État de l'Autize, mi-juillet 2019. / © Capture écran France 3 Poitou-Charentes
État de l'Autize, mi-juillet 2019. / © Capture écran France 3 Poitou-Charentes

Un nouvel épisode de sécheresse est annoncé la semaine du 22 juillet. Dans les Deux-Sèvres, le collectif "Bassines non merci" alerte sur l'état des cours d'eaux et en particulier de L'Autize bientôt à sec.
 

Par Mary Sohier

L'Autize serait-elle devenue un oued, une de ces rivières du désert où l'eau ne coule que quelques jours par an ? C'est ce que dénonce le collectif "Bassines non merci", une association engagée pour la préservation des ressources naturelles. "Tous les ans, de mai à novembre, il est possible de faire du vélo dans la rivière. Les écrevisses sont mortes. Il y a aussi quelques poissons morts", raconte David Briffaud, membre du collectif.
© Capture France 3 Poitou-Charentes
© Capture France 3 Poitou-Charentes
Une perte de biodiversité, un niveau d'eau au plus bas... L'assec s'étale sur dix kilomètres. Pour David Briffaud et le collectif, l'irrigation et notamment les prélèvements pour remplir les retenues d'eau sont les principaux responsables d'un "niveau de la nappe phréatique trop bas". L'hiver dernier, plusieurs opérations de remplissage des retenues de substitution ont été menées. En pointant du doigt ce modèle, le collectif "Bassines non merci" entend résister à l'implantation prochaine de 16 retenues d'eau dans le Marais Poitevin.

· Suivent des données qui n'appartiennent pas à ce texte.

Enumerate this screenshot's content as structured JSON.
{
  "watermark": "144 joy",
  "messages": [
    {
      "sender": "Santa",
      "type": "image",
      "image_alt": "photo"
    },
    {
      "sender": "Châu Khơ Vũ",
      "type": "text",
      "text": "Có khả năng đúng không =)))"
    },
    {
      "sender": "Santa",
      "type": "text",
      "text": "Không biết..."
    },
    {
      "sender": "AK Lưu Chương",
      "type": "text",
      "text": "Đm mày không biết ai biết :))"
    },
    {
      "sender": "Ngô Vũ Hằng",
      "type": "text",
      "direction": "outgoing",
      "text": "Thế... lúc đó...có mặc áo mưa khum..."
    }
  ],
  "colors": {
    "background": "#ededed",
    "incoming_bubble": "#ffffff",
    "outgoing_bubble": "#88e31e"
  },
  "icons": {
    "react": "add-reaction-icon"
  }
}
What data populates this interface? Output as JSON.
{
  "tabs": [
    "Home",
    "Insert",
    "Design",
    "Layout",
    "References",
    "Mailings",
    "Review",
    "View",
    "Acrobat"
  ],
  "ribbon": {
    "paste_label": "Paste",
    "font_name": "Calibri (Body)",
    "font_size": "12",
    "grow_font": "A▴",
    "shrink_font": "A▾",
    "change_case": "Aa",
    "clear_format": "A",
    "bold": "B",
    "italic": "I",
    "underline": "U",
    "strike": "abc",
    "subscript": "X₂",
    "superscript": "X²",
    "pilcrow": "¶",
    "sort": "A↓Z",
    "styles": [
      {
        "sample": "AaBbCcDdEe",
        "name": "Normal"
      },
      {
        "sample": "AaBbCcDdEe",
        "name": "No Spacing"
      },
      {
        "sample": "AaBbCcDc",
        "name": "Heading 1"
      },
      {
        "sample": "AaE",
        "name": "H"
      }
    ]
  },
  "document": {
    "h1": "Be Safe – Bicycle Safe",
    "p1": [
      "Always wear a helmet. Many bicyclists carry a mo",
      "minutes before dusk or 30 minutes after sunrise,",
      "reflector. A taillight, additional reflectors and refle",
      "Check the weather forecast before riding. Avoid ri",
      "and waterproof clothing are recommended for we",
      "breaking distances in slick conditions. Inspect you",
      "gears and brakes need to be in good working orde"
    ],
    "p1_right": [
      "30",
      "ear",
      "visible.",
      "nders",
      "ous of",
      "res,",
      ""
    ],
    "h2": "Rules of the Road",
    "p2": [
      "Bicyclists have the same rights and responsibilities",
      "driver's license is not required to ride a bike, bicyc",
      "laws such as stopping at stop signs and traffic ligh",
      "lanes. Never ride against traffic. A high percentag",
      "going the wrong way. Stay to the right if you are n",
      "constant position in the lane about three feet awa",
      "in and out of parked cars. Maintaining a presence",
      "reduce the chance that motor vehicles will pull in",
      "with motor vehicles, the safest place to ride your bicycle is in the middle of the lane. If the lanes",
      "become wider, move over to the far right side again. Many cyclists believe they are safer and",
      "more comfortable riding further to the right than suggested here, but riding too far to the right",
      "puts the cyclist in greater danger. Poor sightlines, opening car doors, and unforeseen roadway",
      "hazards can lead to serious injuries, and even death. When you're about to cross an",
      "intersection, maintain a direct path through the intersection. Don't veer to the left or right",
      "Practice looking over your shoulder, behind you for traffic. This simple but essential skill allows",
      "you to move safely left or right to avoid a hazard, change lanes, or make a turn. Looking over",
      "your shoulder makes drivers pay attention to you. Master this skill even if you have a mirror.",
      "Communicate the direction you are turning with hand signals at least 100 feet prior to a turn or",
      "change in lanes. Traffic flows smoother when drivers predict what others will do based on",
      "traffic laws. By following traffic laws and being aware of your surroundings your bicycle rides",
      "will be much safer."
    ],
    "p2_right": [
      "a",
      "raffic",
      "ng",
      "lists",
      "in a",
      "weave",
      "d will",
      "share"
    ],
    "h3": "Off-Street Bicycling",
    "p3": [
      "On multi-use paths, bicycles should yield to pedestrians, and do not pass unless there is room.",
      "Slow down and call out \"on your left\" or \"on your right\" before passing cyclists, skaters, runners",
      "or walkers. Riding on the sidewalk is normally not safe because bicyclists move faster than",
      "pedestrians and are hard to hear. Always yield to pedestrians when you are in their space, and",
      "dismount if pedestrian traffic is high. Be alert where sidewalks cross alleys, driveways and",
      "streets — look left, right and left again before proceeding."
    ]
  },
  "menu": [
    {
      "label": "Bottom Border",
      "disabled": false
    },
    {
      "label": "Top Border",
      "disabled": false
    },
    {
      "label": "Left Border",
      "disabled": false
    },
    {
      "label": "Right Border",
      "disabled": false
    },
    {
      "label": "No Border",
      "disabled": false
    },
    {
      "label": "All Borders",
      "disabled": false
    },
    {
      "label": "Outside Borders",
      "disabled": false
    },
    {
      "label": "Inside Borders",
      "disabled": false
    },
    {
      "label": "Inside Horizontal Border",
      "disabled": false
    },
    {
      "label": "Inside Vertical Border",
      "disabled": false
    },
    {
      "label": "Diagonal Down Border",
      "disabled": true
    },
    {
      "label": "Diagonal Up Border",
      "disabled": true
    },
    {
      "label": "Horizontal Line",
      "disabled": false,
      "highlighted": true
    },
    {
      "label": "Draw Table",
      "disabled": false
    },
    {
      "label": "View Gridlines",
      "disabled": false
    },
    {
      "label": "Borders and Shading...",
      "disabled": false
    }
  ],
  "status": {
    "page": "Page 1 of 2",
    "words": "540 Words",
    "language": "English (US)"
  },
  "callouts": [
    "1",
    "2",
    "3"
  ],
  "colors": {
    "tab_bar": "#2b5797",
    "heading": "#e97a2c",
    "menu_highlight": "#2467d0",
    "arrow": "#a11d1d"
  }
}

De leur côté, les paysans poitent du doigt la météo. "Il y a moins d'eau parce que le printemps a été sec. L'irrigation a été infime, on a prélevé très peu d'eau", assure Vincent Hilairet, agriculteur irrigant à Nieul sur l’Autize.

Débat autour des "bassines" d'eau

La tension monte donc un peu plus dans la Sèvre Niortaise autour du projet de 16 bassines d’eau. D'un côté, la coopérative, Coop de l’Eau, envisage de construire ces réserves d’eau pour stocker de l'eau. Les agriculteurs assurent que ces retenues d’eau, financées à 70 % par de l’argent public, permettront une gestion plus durable de la ressource, en stockant l’eau l’hiver pour moins en prélever l’été. De l'autre côté, "Bassines non merci" dénonce la fuite en avant d’un système agricole intensif. Pour le collectif d'opposants, la priorité est de réduire encore les besoins agricoles en eau, qui ont fortement augmenté après 1980.
Le 21 novembre 2018, après sept heures de réunion à la préfecture de Niort, un protocole d'accord avait été conclu au dernier moment. Delphine Batho, députée des Deux-Sèvres a apporté son soutien à cet accord, estimant qu'il "constitue un tournant positif pour l'agriculture deux-sèvrienne".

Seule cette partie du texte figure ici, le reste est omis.